Improve Your Mobility
If you have trouble using proper form, you may need to work on shoulder mobility. Twice per week, do two sets of 10 reps each of the following exercises:
Wall extensions: Stand with your back against a wall. Open your arms and press them flat against the wall, palms facing out. Bend your elbows to 90 degrees and press the backs of the hands into the wall. Slowly raise your arms above your head; stop when you can't go any further without your arms leaving the wall.
Shoulder pass-throughs: Stand holding a long wooden dowel or strap with both hands spaced wider than hip distance. Pull your shoulders down and back as you lift your arms up and overhead, keeping your elbows as straight as possible. Bring your arms behind you as far as you can without causing pain; you may need to move your hands farther apart. Hold briefly, then return to the starting position.
Change Up Your Exercises
Just because bench presses hurt your elbow doesn't mean dumbbell chest presses will. Because your arms can move more freely through their natural range of motion with dumbbells, they may be easier on your elbow and fix your pain.
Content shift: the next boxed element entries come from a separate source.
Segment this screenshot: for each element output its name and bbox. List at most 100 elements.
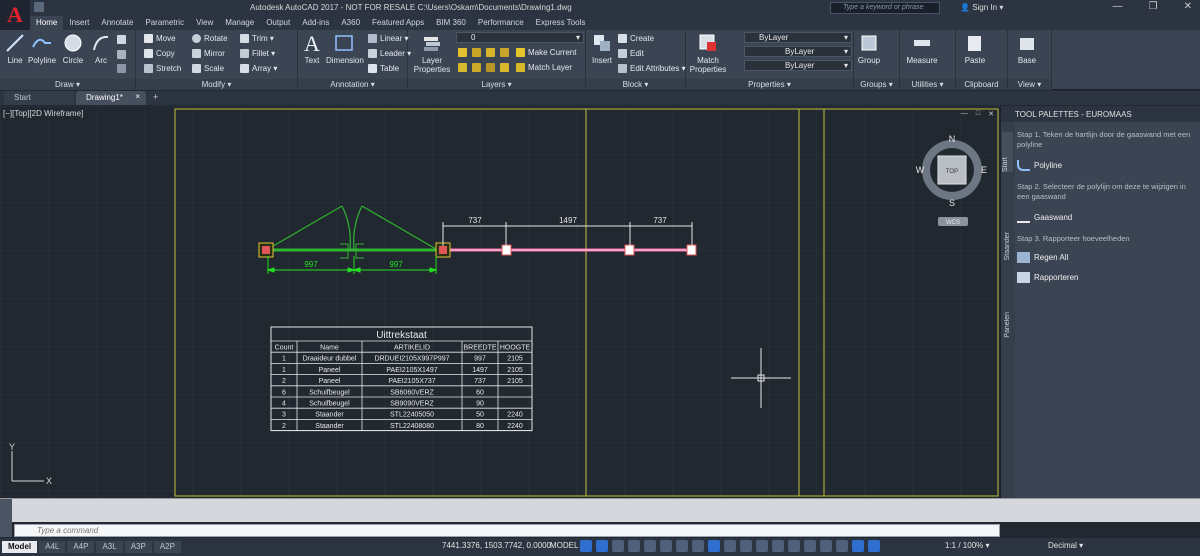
minimize-icon[interactable]: — — [1113, 1, 1123, 12]
annotation-visibility-icon[interactable] — [836, 540, 848, 552]
match-properties-button[interactable]: Match Properties — [688, 32, 728, 74]
palette-tab-start[interactable]: Start — [1002, 132, 1013, 172]
layer-tool-icon[interactable] — [486, 48, 495, 57]
edit-button[interactable]: Edit — [618, 47, 644, 60]
gizmo-icon[interactable] — [820, 540, 832, 552]
ribbon-tab-bim-360[interactable]: BIM 360 — [430, 16, 472, 30]
drawing-viewport[interactable]: 997 997 737 1497 737 Y X TOP N S E W WCS… — [0, 106, 1000, 498]
model-space-toggle[interactable]: MODEL — [550, 541, 578, 550]
layout-tab-a4l[interactable]: A4L — [39, 541, 66, 553]
viewcube-top-label[interactable]: TOP — [946, 169, 958, 175]
annotation-scale[interactable]: 1:1 / 100% ▾ — [945, 541, 990, 550]
viewport-controls-label[interactable]: [−][Top][2D Wireframe] — [3, 109, 83, 118]
new-tab-button[interactable]: + — [148, 91, 163, 105]
paste-button[interactable]: Paste — [962, 32, 988, 65]
palette-rapporteren-tool[interactable]: Rapporteren — [1017, 272, 1078, 283]
maximize-icon[interactable]: ❐ — [1149, 1, 1158, 12]
match-layer-button[interactable]: Match Layer — [516, 61, 572, 74]
lineweight-icon[interactable] — [724, 540, 736, 552]
ribbon-tab-a360[interactable]: A360 — [335, 16, 366, 30]
ribbon-tab-performance[interactable]: Performance — [472, 16, 530, 30]
text-button[interactable]: A Text — [301, 32, 323, 65]
line-button[interactable]: Line — [4, 32, 26, 65]
make-current-button[interactable]: Make Current — [516, 46, 576, 59]
layout-tab-a3l[interactable]: A3L — [96, 541, 123, 553]
color-dropdown[interactable]: ByLayer ▾ — [744, 32, 852, 43]
palette-tab-panelen[interactable]: Panelen — [1004, 312, 1011, 338]
layout-tab-a2p[interactable]: A2P — [153, 541, 181, 553]
palette-tab-staander[interactable]: Staander — [1004, 232, 1011, 260]
utilities-panel-title[interactable]: Utilities ▾ — [900, 79, 955, 90]
group-button[interactable]: Group — [856, 32, 882, 65]
move-button[interactable]: Move — [144, 32, 176, 45]
annotation-panel-title[interactable]: Annotation ▾ — [298, 79, 407, 90]
circle-button[interactable]: Circle — [60, 32, 86, 65]
palette-gaaswand-tool[interactable]: Gaaswand — [1017, 212, 1072, 223]
ribbon-tab-add-ins[interactable]: Add-ins — [296, 16, 335, 30]
layer-tool-icon[interactable] — [458, 48, 467, 57]
compass-e[interactable]: E — [981, 165, 987, 175]
properties-panel-title[interactable]: Properties ▾ — [686, 79, 853, 90]
object-snap-tracking-icon[interactable] — [692, 540, 704, 552]
ribbon-tab-view[interactable]: View — [190, 16, 219, 30]
dynamic-ucs-icon[interactable] — [788, 540, 800, 552]
sign-in-button[interactable]: 👤 Sign In ▾ — [960, 3, 1003, 12]
block-panel-title[interactable]: Block ▾ — [586, 79, 685, 90]
layer-tool-icon[interactable] — [472, 48, 481, 57]
ortho-icon[interactable] — [644, 540, 656, 552]
copy-button[interactable]: Copy — [144, 47, 175, 60]
table-button[interactable]: Table — [368, 62, 399, 75]
wcs-label[interactable]: WCS — [946, 220, 960, 226]
trim-button[interactable]: Trim ▾ — [240, 32, 274, 45]
palette-regen-all-tool[interactable]: Regen All — [1017, 252, 1068, 263]
linear-button[interactable]: Linear ▾ — [368, 32, 408, 45]
dynamic-input-icon[interactable] — [628, 540, 640, 552]
transparency-icon[interactable] — [740, 540, 752, 552]
object-snap-icon[interactable] — [708, 540, 720, 552]
compass-n[interactable]: N — [949, 134, 956, 144]
rotate-button[interactable]: Rotate — [192, 32, 228, 45]
layer-dropdown[interactable]: 0 ▾ — [456, 32, 584, 43]
layers-panel-title[interactable]: Layers ▾ — [408, 79, 585, 90]
insert-button[interactable]: Insert — [590, 32, 614, 65]
measure-button[interactable]: Measure — [904, 32, 940, 65]
mirror-button[interactable]: Mirror — [192, 47, 225, 60]
3d-osnap-icon[interactable] — [772, 540, 784, 552]
create-button[interactable]: Create — [618, 32, 654, 45]
ribbon-tab-featured-apps[interactable]: Featured Apps — [366, 16, 430, 30]
dimension-button[interactable]: Dimension — [326, 32, 364, 65]
snap-icon[interactable] — [596, 540, 608, 552]
ribbon-tab-home[interactable]: Home — [30, 16, 64, 30]
fillet-button[interactable]: Fillet ▾ — [240, 47, 275, 60]
ribbon-tab-express-tools[interactable]: Express Tools — [530, 16, 592, 30]
layer-tool-icon[interactable] — [486, 63, 495, 72]
stretch-button[interactable]: Stretch — [144, 62, 181, 75]
hatch-icon[interactable] — [117, 50, 126, 59]
tab-drawing1[interactable]: Drawing1* — [76, 91, 146, 105]
lineweight-dropdown[interactable]: ByLayer ▾ — [744, 46, 852, 57]
compass-s[interactable]: S — [949, 198, 955, 208]
drawing-canvas[interactable]: 997 997 737 1497 737 Y X TOP N S E W WCS… — [0, 106, 1000, 498]
layer-tool-icon[interactable] — [500, 63, 509, 72]
modify-panel-title[interactable]: Modify ▾ — [136, 79, 297, 90]
ribbon-tab-insert[interactable]: Insert — [63, 16, 95, 30]
compass-w[interactable]: W — [916, 165, 925, 175]
isodraft-icon[interactable] — [676, 540, 688, 552]
selection-cycling-icon[interactable] — [756, 540, 768, 552]
coordinates-readout[interactable]: 7441.3376, 1503.7742, 0.0000 — [442, 541, 551, 550]
palette-polyline-tool[interactable]: Polyline — [1017, 160, 1062, 171]
base-button[interactable]: Base — [1014, 32, 1040, 65]
ribbon-tab-output[interactable]: Output — [260, 16, 296, 30]
minimize-icon[interactable]: — — [961, 110, 968, 118]
infer-icon[interactable] — [612, 540, 624, 552]
units-menu[interactable]: Decimal ▾ — [1048, 541, 1083, 550]
clipboard-panel-title[interactable]: Clipboard — [956, 79, 1007, 90]
layer-tool-icon[interactable] — [458, 63, 467, 72]
command-input[interactable]: Type a command — [14, 524, 1000, 537]
close-icon[interactable]: ✕ — [1184, 1, 1192, 12]
scale-button[interactable]: Scale — [192, 62, 224, 75]
ribbon-tab-parametric[interactable]: Parametric — [139, 16, 190, 30]
qat-menu-icon[interactable] — [34, 2, 44, 12]
edit-attributes-button[interactable]: Edit Attributes ▾ — [618, 62, 686, 75]
polar-icon[interactable] — [660, 540, 672, 552]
You can also do cable presses, or try a chest press machine. It doesn't mean you can't do bench presses again, but replacing the exercise temporarily may help you heal your injury without having to stop chest pressing altogether.
Do Physical Therapy
If the changes you make to your training program don't help, you may benefit from a few — or ongoing — sessions with a physical therapist. She'll be able to pinpoint the problem and give you ways to work around the pain as well as exercises to strengthen or stretch any muscles that may be underworked or overused. She'll also be able to guide you in properly increasing your load once you get back to your normal bench-press program.